Vista students pile on healthy lunches
Who says lunchtime isn’t educational? It certainly was for students at Vista Elementary School recently.
Granite District Food Services brought its “A to Z Salad Bar” lunch program to Vista on March 13. Students got to enjoy a huge variety of fruits and vegetables with names beginning with every letter of the alphabet, some of them familiar to the students and some completely new. The colorful spread, along with fun signage and balloons shaped like fruits and vegetables, was designed to make healthy food appealing to them, and get them try something new.
“At that age it can be a challenge,” District Food Services Representative Amy O’Grady said. “Our goal is to capture those most resistant to fruits and vegetables.”

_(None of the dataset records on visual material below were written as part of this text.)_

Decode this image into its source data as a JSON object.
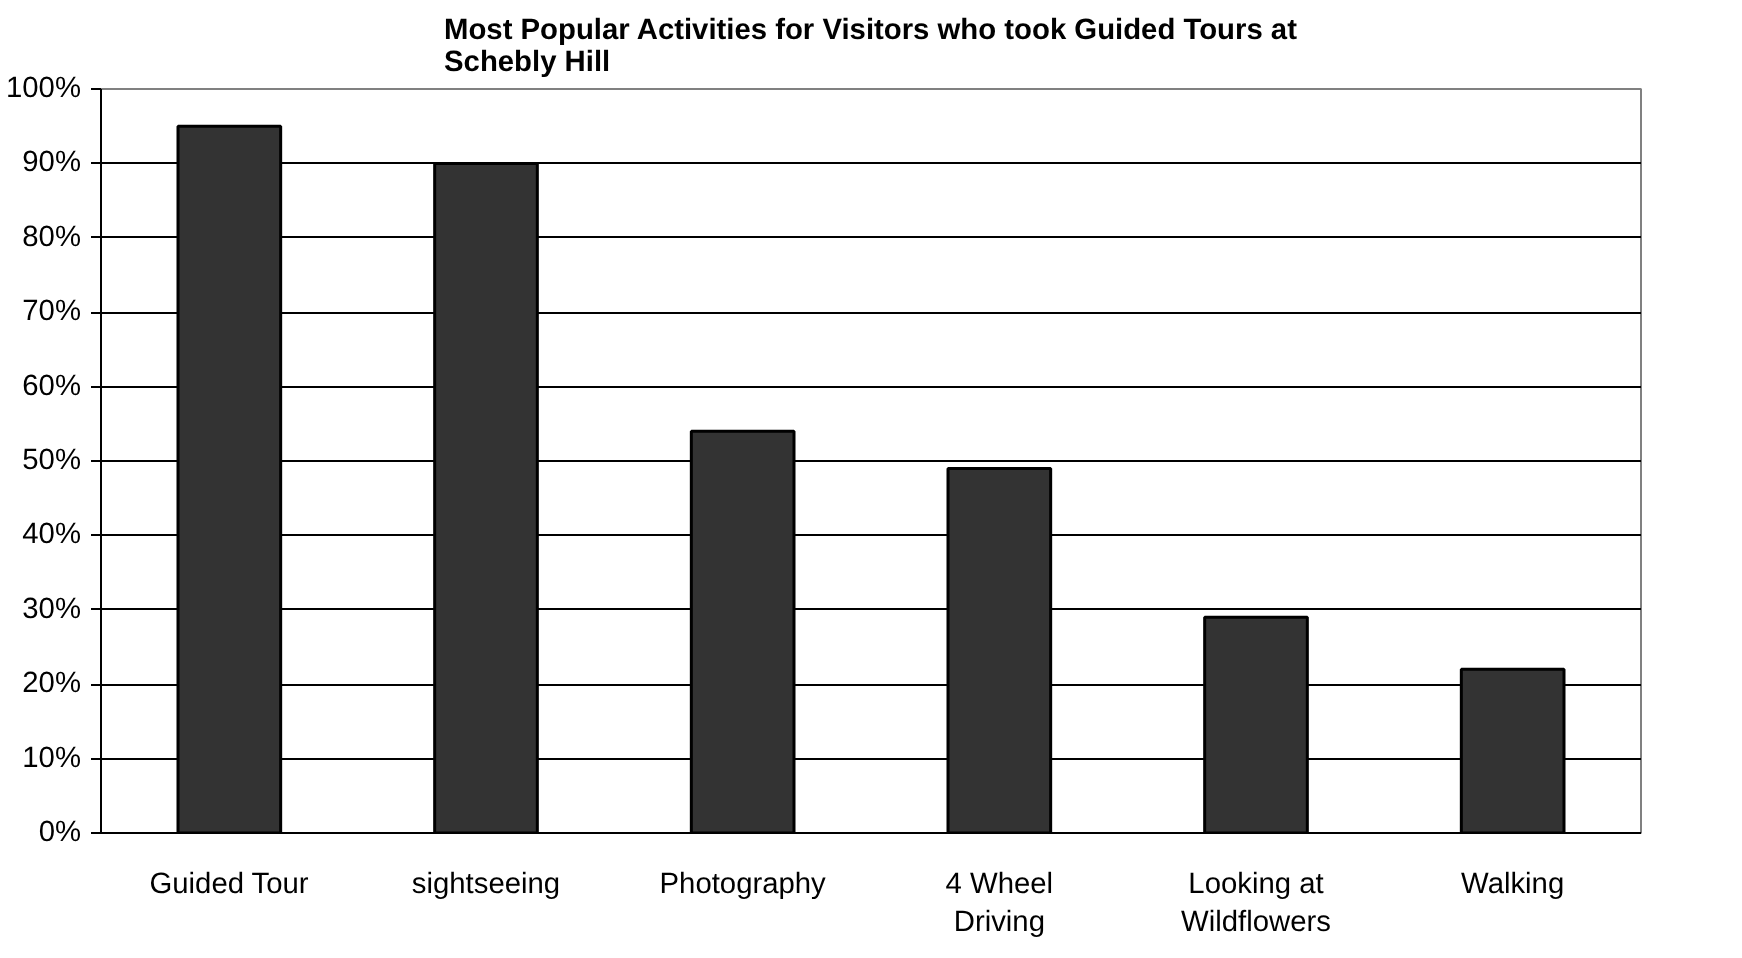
{
  "chart_data": {
    "type": "bar",
    "title": "Most Popular Activities for Visitors who took Guided Tours at\nSchebly Hill",
    "categories": [
      "Guided Tour",
      "sightseeing",
      "Photography",
      "4 Wheel\nDriving",
      "Looking at\nWildflowers",
      "Walking"
    ],
    "values": [
      95,
      90,
      54,
      49,
      29,
      22
    ],
    "color": "#333333",
    "ylim": [
      0,
      100
    ],
    "yticks": [
      {
        "value": 0,
        "label": "0%"
      },
      {
        "value": 10,
        "label": "10%"
      },
      {
        "value": 20,
        "label": "20%"
      },
      {
        "value": 30,
        "label": "30%"
      },
      {
        "value": 40,
        "label": "40%"
      },
      {
        "value": 50,
        "label": "50%"
      },
      {
        "value": 60,
        "label": "60%"
      },
      {
        "value": 70,
        "label": "70%"
      },
      {
        "value": 80,
        "label": "80%"
      },
      {
        "value": 90,
        "label": "90%"
      },
      {
        "value": 100,
        "label": "100%"
      }
    ],
    "grid": "y"
  }
}
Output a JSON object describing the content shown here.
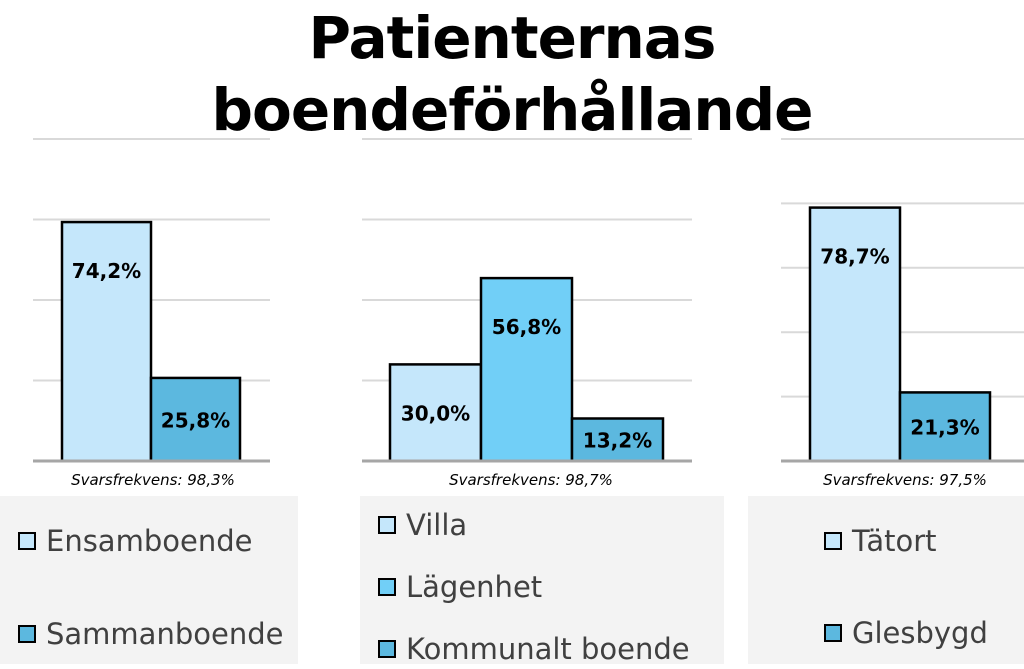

Regular school lunches do include fruits and veggies already—students are required to have at least half a cup of either one every day, as per National School Lunch Program regulations. The “A to Z Salad Bar” is an extra treat with more extensive choices.
“It’s delightful because the kids are exposed to not only the alphabet, but fruits and vegetables that they never would have,” Vista’s assistant principal Mary Beth Schmidt said. And because of the alphabet theme, “The little children can relate to it as well as the older ones.”
Among the familiar strawberries and bananas were such things as asparagus, edamame, jicama and “ugly fruit.”
The salad bar is so extensive in fact, that it takes up a full quarter of an elementary school’s lunchroom space, O’Grady said. Although good for an occasional visit, it’s not really practical for everyday use.
However, the students seem to care very little about its impracticality, she said.
“Across the board it’s ‘Can we do this every day?’” O’Grady said.
Food Services is about food on the surface, but underneath that it is as much about education as any other aspect of the school system, O’Grady said.
“We really want to reach kids on the level of healthy lifestyles,” she said.
If students find one new thing they like and convince their parents to buy it at the grocery store, that would be considered a win for the program, she said.